For the 3D simulation, the heat exchange between the pipe and the metal depends on the turbulence model and wall boundary conditions used in the simulation. If the turbulence model uses wall functions or automatic wall treatment, thermal wall functions will be used inside the pipe. In practice, this means that a heat flux (based on the difference between the temperatures of the physical wall and the outer boundary of the flow domain, which are different, since the latter is displaced by an applied offset) is applied to the fluid in the pipe, and the temperatures on the fluid and solid at the physical wall are constrained to be equal. If a low-Reynolds-number wall treatment is used, the temperature and the heat flux automatically become continuous, since they share the degrees of freedom on the boundary.

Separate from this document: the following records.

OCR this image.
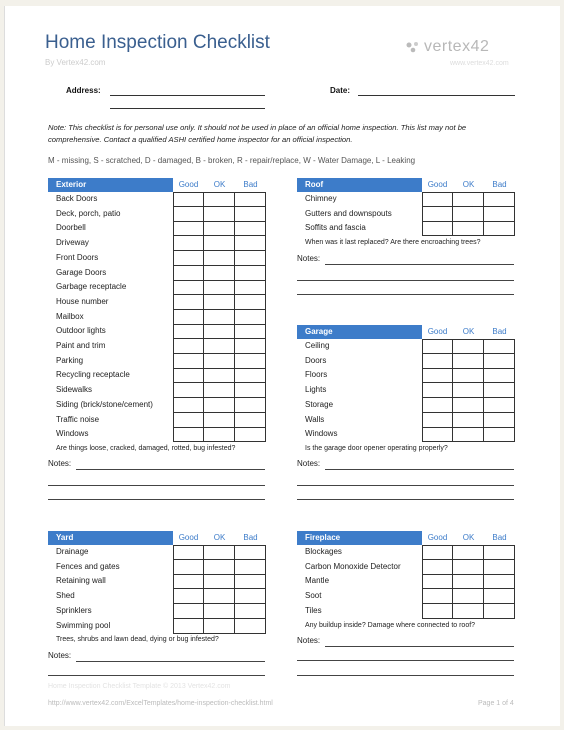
Home Inspection Checklist
By Vertex42.com
vertex42
www.vertex42.com
Address:	Date:
Note: This checklist is for personal use only. It should not be used in place of an official home inspection. This list may not be comprehensive. Contact a qualified ASHI certified home inspector for an official inspection.
M - missing, S - scratched, D - damaged, B - broken, R - repair/replace, W - Water Damage, L - Leaking
Exterior	Good	OK	Bad
Back Doors
Deck, porch, patio
Doorbell
Driveway
Front Doors
Garage Doors
Garbage receptacle
House number
Mailbox
Outdoor lights
Paint and trim
Parking
Recycling receptacle
Sidewalks
Siding (brick/stone/cement)
Traffic noise
Windows
Are things loose, cracked, damaged, rotted, bug infested?
Notes:
Roof	Good	OK	Bad
Chimney
Gutters and downspouts
Soffits and fascia
When was it last replaced? Are there encroaching trees?
Notes:
Garage	Good	OK	Bad
Ceiling
Doors
Floors
Lights
Storage
Walls
Windows
Is the garage door opener operating properly?
Notes:
Yard	Good	OK	Bad
Drainage
Fences and gates
Retaining wall
Shed
Sprinklers
Swimming pool
Trees, shrubs and lawn dead, dying or bug infested?
Notes:
Fireplace	Good	OK	Bad
Blockages
Carbon Monoxide Detector
Mantle
Soot
Tiles
Any buildup inside? Damage where connected to roof?
Notes:
Home Inspection Checklist Template © 2013 Vertex42.com
http://www.vertex42.com/ExcelTemplates/home-inspection-checklist.html	Page 1 of 4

For pipe flow simulations, a heat flux based on the difference in temperature between the pipe and the solid is applied on both sides. An operator, applying an average over a disk of the same cross section as the pipe, is used when applying the heat flux on the solid domain.

Regarding mesh resolution: In 3D models, the wall distance (or distance to the first cell center) is usually supplied as a postprocessing variable in the fluid flow interface. This value should be around 1 for low-Reynolds-number wall treatment and can be up to 50 for automatic wall treatment and wall functions. For pipe flow simulations, the mesh resolution in the solid should be of the same size as the physical pipe radius in the vicinity of the pipe. In both cases, depending on inlet and outlet boundary conditions, there may also be sharp gradients along the pipe that need be resolved.

The accuracy of the heat exchange between the pipe and the solid also depends on the wall treatment and the mesh resolution. In general, a properly resolved model with a low-Reynolds-number treatment will give the most accurate results. This, however, becomes prohibitively expensive when the Reynolds number is large, and a wall functions approach can give sufficient accuracy.

If you need further assistance, please send your model to support@comsol.com.

Best regards,
Brianne

Francisco Moraga
Francisco Moraga
March 23, 2021

Another relevant question is how the accuracy of the temperatures in the mold depends on the ratio of the pipe diameter and a characteristic dimension of the mold. does the accuracy increases as the ratio diminishes?